1) If you are not good at languages and want to make it easier on yourself, pick a language with some kind of close connection to English: German (because English is a Germanic language) and Spanish or French (connected through Latin, and both fairly regular) are good choices.

2) If you are good at languages and want to maximize the usefulness, pick something without a close connection: Russian (gives you access to central & eastern Europe) or Japanese (a popular Asian language with ideographic writing) are good choices.

3) If you want to maximize your opportunities to use the language, pick one of the globals: French, German, Japanese, or Spanish. These are languages active in multiple countries and popular among diplomats, travelers, scientists, and businessmen. Arabic, Chinese, and Russian are also well worth considering.

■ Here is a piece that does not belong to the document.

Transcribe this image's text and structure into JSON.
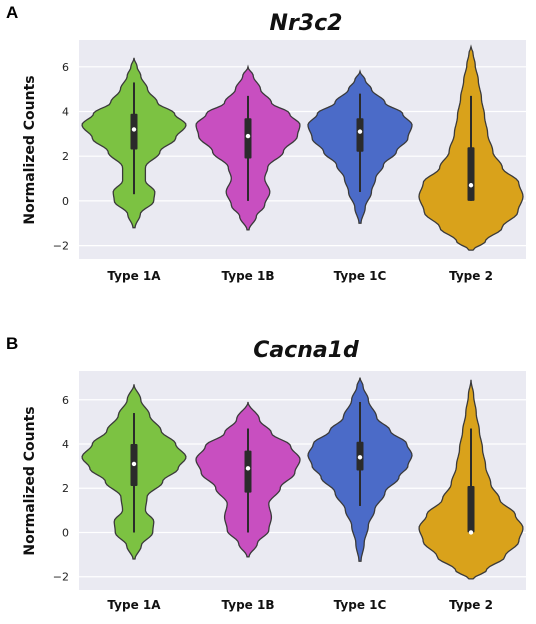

4) If you want to do the most good, pick the rarest language you can access -- but it's up to you whether you want one with a strong core trying to save it, or one without. Welsh, Hawaiian, and Cherokee are small compared to major languages but they have a thriving culture and a goodly batch of literature to enjoy. Tiny languages are dying out rapidly and need all the help they can get; many are spoken by indigenous people whose cultures are being stamped out. Helping save an endangered language is like helping save an endangered species.


In case you're curious, I've had a little formal study in Spanish, Russian, and Japanese. I've paid enough attention to Welsh, Cherokee, Lakota, Arabic, Turkish, LAadan, and Sindarin that I can recognize some words. It's even gotten to where I'm processing heiroglyphs as "language" rather than "art" and trying to pick out the handful of symbols I recognize. (You'd be amazed how often they are done wrong.) Plus, of course, a smattering of pretty much every language I ever brushed up against. And the ones I've invented myself (or more precisely, collected from other worlds).